My weary 31-year-old body crossed the finish line, making a time of 4:11:26, running the whole way. My goal was accomplished, thanks to the encouragement of others.

Lesson: is filled all throughout that story. Mentors come in all shapes and sizes but they all pour into the person helping get the most out of them.



-The greatest good you can do for another is not just share your riches but to reveal to them their own.
-A mentor is someone who sees more talent and ability within you, then you see in yourself and helps bring it out of you.
-All people need is a little help, a little hope and someone who believes in them.
-We all need someone who will make us do what we can.



-Mentors are willing to share skills, knowledge and expertise.
-Mentors demonstrate positive attitudes. & strive to be a positive role model.
-Mentors show a personal interest in the mentoring relationship
-Mentors strive to better themselves not just those they mentor.
-Mentors provide guidance and constructive feedback.


Action Items:

-Challenge the team to add the phrase: “let me know if I can ever help you” each & every time they say bye to one another.

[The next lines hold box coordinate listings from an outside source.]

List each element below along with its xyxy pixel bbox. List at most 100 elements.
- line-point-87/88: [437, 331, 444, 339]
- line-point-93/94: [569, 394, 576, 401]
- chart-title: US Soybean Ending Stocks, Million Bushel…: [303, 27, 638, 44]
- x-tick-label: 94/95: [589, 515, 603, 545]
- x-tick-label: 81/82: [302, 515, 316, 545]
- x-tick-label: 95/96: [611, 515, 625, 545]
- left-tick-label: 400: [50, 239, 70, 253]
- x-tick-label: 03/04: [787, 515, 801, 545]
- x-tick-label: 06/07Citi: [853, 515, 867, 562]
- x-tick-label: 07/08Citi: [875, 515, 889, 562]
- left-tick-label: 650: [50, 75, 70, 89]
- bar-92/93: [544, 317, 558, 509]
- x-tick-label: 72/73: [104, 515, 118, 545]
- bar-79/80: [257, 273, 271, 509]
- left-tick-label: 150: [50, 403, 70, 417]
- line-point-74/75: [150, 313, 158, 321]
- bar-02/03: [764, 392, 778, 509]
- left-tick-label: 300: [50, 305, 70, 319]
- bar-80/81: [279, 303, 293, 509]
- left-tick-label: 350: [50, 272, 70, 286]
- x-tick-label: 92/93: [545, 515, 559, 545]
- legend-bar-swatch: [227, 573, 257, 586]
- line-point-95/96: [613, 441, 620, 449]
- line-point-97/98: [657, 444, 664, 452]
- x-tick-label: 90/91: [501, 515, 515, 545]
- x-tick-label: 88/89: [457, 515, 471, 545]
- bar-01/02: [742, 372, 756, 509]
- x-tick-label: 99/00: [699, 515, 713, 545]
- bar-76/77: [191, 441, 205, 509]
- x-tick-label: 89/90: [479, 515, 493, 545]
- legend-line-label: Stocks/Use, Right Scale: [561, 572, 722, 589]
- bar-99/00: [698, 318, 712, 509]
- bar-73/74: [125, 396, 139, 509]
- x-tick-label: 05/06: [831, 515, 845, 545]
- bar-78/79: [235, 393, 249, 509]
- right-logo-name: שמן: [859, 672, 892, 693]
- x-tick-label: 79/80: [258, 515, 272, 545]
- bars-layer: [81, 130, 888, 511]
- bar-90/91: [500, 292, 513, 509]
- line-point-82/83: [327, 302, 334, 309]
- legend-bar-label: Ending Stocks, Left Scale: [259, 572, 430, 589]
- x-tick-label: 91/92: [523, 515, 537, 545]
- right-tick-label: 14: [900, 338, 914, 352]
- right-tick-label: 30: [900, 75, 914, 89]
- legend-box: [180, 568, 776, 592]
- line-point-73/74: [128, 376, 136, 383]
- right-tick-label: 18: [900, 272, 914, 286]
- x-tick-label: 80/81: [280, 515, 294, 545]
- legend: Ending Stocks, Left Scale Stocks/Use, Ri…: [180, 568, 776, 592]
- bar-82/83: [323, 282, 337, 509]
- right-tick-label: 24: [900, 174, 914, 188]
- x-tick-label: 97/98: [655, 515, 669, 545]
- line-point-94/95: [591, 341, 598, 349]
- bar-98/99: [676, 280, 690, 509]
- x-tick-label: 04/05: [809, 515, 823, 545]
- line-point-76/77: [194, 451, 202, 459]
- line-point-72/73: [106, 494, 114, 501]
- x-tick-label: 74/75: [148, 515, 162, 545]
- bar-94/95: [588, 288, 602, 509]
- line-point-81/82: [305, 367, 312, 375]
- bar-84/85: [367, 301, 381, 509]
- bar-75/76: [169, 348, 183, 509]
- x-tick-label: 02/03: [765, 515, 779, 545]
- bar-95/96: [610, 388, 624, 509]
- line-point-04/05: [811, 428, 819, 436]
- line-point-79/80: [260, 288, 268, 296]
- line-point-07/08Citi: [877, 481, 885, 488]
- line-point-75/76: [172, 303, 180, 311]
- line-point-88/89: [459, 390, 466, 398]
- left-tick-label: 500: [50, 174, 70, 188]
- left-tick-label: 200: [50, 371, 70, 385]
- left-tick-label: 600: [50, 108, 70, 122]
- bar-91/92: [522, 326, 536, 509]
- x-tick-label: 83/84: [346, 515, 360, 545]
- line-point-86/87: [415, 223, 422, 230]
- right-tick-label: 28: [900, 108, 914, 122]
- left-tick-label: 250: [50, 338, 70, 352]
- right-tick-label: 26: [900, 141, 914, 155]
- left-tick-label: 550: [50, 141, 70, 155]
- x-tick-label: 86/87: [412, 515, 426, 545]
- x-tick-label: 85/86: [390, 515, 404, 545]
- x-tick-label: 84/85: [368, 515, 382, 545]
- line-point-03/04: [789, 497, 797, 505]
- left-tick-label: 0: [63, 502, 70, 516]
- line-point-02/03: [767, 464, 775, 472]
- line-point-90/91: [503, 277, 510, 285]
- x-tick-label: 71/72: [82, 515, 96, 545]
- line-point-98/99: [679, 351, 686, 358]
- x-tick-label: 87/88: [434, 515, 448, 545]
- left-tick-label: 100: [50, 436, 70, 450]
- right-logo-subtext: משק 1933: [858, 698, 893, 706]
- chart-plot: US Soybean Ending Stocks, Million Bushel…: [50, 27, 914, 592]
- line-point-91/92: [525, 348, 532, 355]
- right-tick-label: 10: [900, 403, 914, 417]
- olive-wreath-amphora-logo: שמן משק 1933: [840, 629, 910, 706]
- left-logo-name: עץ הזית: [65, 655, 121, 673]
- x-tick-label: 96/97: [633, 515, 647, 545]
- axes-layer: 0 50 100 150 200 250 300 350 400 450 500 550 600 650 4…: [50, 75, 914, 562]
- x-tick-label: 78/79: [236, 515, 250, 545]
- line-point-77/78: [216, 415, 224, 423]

-Have each player identify a player on the team they will make a better effort to “mentor” for the rest of the season and to communicate that person to you. Between you and that player, at seasons end, you can circle back around to gauge how well that player performed in their mentor role.

-Implement Mentor Monday’s – as a Coach you announce/spotlight a mentoring type activity you’ve witnessed throughout the previous week.